Malpractice Suits: Handling Your Worst Nightmare
Roger Russell of Accounting Today develops a game plan for the CPA firm who is sued by a client (while academic lawsuits are not unheard of, the presence of alternate venues such as grade appeals boards makes them less common) for negligence or other reasons. To minimize the likelihood of the suit coming in the first place: make sure to always use engagement letters, document any controversial position and maintain a relationship with a compentent attorney. In the first phase, the keys are objectively assessing the situation or problem at the heart of the action and keeping your "cool" under pressure from the client. Next priorities: comply with terms of malpractice insurance, never directly admit fault (focus on the descriptive, not the normative and try if possible to get to an alternative dispute resolution (ADR: mediation, arbritration, etc.) approach.

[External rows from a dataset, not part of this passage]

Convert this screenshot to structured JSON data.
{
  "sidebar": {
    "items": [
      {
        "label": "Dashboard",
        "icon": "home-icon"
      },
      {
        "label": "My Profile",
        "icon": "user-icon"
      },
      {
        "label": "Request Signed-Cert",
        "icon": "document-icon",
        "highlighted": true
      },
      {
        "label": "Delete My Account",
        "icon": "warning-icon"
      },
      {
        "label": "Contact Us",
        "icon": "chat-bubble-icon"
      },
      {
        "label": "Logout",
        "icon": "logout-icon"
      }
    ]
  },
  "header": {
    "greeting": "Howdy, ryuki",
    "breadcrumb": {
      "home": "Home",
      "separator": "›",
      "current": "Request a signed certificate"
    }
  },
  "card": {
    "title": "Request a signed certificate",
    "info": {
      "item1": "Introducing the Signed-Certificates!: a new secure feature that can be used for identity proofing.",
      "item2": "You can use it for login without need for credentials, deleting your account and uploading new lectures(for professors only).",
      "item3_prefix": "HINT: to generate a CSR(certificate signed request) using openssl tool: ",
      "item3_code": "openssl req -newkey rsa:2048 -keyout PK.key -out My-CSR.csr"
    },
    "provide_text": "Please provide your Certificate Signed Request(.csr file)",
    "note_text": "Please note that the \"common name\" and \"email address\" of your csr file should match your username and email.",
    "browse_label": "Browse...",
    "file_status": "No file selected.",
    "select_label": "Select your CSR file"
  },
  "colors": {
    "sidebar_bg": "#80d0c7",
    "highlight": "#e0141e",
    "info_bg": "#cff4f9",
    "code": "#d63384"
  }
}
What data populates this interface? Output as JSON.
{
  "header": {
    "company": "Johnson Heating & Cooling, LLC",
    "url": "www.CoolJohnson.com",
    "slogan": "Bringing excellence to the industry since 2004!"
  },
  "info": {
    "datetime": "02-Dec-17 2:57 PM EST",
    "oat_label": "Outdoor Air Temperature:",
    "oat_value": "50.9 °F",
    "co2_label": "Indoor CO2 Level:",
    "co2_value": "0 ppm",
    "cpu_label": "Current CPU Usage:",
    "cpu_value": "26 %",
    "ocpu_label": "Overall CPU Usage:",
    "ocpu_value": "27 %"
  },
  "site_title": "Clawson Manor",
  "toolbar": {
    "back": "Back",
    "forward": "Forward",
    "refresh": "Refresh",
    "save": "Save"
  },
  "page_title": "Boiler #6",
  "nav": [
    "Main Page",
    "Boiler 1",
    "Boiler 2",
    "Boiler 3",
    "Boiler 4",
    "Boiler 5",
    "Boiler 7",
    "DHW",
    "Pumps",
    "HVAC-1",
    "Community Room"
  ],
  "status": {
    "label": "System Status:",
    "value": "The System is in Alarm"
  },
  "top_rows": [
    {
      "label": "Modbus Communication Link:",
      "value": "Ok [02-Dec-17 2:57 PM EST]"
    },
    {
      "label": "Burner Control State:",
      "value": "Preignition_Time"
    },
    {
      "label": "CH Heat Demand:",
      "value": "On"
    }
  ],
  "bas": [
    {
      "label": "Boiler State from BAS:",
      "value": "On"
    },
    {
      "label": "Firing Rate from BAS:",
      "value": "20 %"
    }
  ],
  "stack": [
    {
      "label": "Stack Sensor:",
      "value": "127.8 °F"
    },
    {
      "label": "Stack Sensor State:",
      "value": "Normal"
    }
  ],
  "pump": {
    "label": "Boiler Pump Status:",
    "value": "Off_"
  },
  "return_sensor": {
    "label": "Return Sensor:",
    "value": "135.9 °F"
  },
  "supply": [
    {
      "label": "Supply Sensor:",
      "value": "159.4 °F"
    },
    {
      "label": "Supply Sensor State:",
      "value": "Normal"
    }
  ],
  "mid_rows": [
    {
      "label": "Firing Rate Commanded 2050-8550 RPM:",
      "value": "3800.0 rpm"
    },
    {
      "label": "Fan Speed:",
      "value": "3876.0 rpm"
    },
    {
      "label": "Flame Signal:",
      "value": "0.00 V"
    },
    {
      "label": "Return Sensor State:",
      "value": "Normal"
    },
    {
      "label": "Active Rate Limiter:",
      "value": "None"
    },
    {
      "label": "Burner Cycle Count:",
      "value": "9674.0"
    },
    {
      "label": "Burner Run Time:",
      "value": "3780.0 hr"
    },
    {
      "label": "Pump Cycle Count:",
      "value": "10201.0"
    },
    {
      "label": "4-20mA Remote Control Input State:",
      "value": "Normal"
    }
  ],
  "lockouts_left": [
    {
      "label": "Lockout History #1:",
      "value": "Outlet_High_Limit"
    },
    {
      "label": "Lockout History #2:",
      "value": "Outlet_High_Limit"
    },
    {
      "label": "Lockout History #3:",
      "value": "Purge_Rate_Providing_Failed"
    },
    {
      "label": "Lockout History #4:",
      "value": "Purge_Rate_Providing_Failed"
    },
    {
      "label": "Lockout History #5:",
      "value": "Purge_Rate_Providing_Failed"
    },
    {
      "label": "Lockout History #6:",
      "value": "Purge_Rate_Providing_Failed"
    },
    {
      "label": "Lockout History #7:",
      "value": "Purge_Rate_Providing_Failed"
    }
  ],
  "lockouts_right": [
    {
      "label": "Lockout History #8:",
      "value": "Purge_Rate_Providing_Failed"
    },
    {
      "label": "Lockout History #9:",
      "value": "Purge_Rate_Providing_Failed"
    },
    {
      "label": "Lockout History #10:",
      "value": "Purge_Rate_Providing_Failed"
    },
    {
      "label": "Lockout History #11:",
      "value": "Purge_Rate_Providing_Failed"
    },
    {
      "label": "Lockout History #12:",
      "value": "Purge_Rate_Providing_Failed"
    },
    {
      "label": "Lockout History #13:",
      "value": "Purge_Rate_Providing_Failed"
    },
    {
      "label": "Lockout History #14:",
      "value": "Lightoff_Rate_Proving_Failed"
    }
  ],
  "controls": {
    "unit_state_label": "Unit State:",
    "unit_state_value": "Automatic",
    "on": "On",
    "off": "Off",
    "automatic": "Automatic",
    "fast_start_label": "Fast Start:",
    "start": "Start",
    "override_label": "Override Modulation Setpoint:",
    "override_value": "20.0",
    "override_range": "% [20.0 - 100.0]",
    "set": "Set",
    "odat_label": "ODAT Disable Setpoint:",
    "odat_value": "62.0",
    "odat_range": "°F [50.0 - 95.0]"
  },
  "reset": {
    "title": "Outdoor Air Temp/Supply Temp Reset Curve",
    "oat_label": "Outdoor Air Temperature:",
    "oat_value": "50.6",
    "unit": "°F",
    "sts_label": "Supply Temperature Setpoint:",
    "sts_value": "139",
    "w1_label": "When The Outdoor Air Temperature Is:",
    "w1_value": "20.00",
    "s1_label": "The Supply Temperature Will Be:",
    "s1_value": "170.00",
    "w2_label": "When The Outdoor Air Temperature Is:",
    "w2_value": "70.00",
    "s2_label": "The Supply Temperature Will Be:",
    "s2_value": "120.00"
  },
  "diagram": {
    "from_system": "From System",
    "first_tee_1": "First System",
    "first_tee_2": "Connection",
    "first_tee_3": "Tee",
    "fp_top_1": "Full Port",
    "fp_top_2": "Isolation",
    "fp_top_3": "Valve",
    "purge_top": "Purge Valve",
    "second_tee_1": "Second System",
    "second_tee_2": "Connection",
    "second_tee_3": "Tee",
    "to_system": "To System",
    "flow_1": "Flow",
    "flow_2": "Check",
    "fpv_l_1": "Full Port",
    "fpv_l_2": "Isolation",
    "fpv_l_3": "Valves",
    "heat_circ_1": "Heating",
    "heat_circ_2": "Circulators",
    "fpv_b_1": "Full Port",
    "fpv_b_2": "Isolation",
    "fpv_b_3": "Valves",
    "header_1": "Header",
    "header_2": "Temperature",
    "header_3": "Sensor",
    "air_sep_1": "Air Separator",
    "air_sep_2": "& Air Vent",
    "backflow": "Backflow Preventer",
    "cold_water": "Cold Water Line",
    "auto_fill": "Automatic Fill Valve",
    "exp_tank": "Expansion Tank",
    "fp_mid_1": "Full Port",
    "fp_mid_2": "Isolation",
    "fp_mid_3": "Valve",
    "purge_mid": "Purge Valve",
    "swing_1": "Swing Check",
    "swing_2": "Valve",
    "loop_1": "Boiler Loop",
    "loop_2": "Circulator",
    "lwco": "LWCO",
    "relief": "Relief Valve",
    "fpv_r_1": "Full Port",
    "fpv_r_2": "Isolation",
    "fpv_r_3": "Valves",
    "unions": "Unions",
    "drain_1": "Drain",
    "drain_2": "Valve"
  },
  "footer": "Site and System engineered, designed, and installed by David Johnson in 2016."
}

Finally, understand the legal process (my wife is the legal expert in our family so I won't go into details) which can be long and take key people away from work with other clients. Finally, if ADR is not an option, determine early in the process whether an out-of-court settlement is palatable, and if so, under what circumstances.
While I hope that you (and I) never have to use the author's advice, he does make good points--particularly in regard to keeping your cool (easier for some than for others) and attempting to keep the focus on facts. Additionally, try to let your lawyers handle the situation to the maximum possible, especially regarding contact with the plantiff--there are lots of things which a plantiff's attorney can legally do in a courtroom that can drive all but the most stoic amongst us to an emotional gaffe if not meltdown.